If your company DOES work in the EU …
If you work in the EU, you will need to take extensive action to ensure compliance with the GDPR. This includes:
- Assign a Data Protection Officer to determine where you might be at risk. Their role can be as extensive as you need, depending on your involvement with EU data.
- Determine your lawful basis for processing people’s data. See this information on GDPR lawful processing standards, which include:
- Consent of the data subject
- Processing is necessary for the performance of a contract with the data subject or to take steps to enter into a contract
- Processing is necessary for compliance with a legal obligation
- Processing is necessary to protect the vital interests of a data subject or another person
- Processing is necessary for the performance of a task carried out in the public interest or in the exercise of official authority vested in the controller
- Necessary for the purposes of legitimate interests pursued by the controller or a third party, except where such interests are overridden by the interests, rights or freedoms of the data subject
- Ensure you can completely remove all traces of someone’s data from your records.

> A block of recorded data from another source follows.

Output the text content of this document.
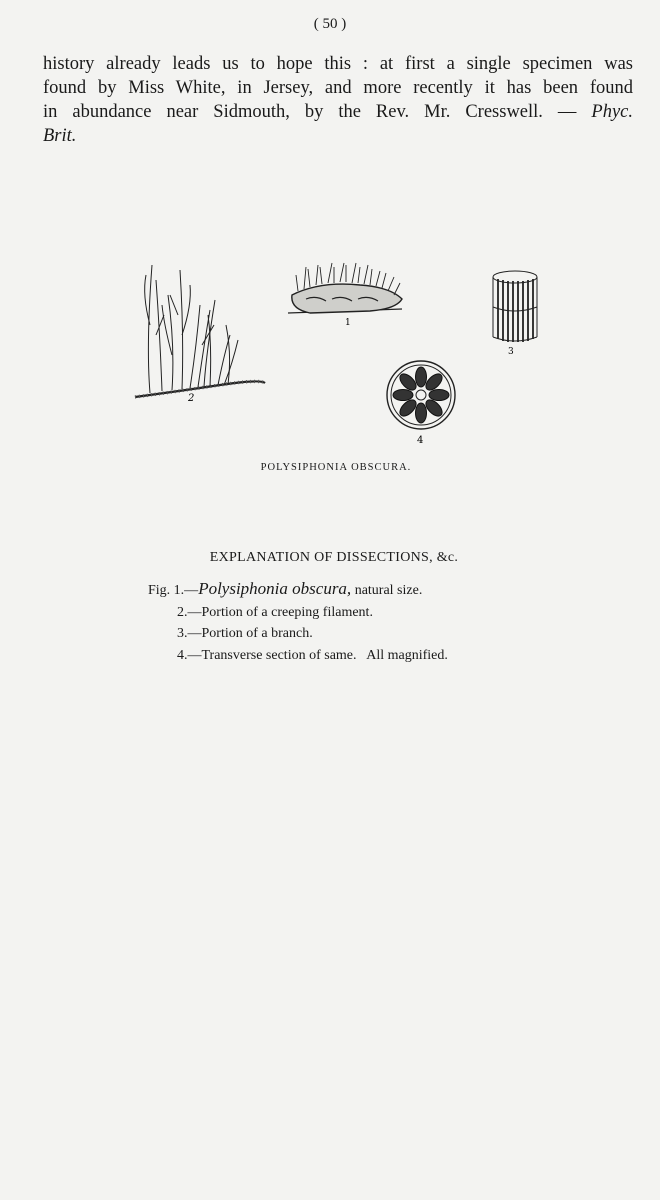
( 50 )
history already leads us to hope this : at first a single specimen was
found by Miss White, in Jersey, and more recently it has been found
in abundance near Sidmouth, by the Rev. Mr. Cresswell. — Phyc.
Brit.
2
1
3
4
POLYSIPHONIA OBSCURA.
EXPLANATION OF DISSECTIONS, &c.
Fig. 1.—Polysiphonia obscura, natural size.
2.—Portion of a creeping filament.
3.—Portion of a branch.
4.—Transverse section of same.   All magnified.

- Make sure you can supply data upon request, in a commonly used file format.
- Create an audit trail of all your data.
- Make sure you have the procedures in place to detect, report and investigate a personal data breach, including reporting it to the ICO.
- Ensure you can prove positive opt-in for any EU data in your database, which is probably easier to do for everybody, rather than just the EU folks. Double opt-in is a good idea. Remember that positive opt-in means:
- Cannot be inferred from silence, pre-ticked boxes or inactivity
- No blanket consent – as in, “they got our white paper, they must want our newsletter.”
- Consent must be separate from other terms/conditions they agree to
- Easy to withdraw consent
- Must be verifiable
- All aspects of consent must be prominently placed – not hidden
- Set up a preference center so people can subscribe/unsubscribe to different aspects of your outreach.
- At trade shows, always get permission to email anyone; be specific as to what they are signing up for.
- Stop collecting data you don’t really need and, as data must be kept current and accurate, do not keep data for longer than necessary.
- Review re-engagement programs and ensure none go to anyone in the EU unless you have clear and provable consent.
If your company does NOT work in the EU …
In this case, you are unlikely to need contact data for anyone from the EU. Therefore, recommendations for you are:
- Block or remove all those in your database from Europe.
- Use automations to purge anyone from Europe before sending emails (or texts or chats or …).
- Add “country” field to forms; make it required.
- Use “country” to determine qualification as MQL or SQL; purge anyone from the EU.
- If your marketing automation platform can infer “country,” regularly purge those presumed from Europe from your database.
- Purge anyone from Europe from trade show scans or attendee lists.
Here’s the upshot on the GDPR for U.S. healthcare vendors …
Regardless of whether you do business in the EU, you may still have EU data in your database. Remember, HIPAA compliance is not sufficient to ensure GDPR compliance. Your best bet is to speak with an attorney, review your data and take action where potential risks or violations could occur.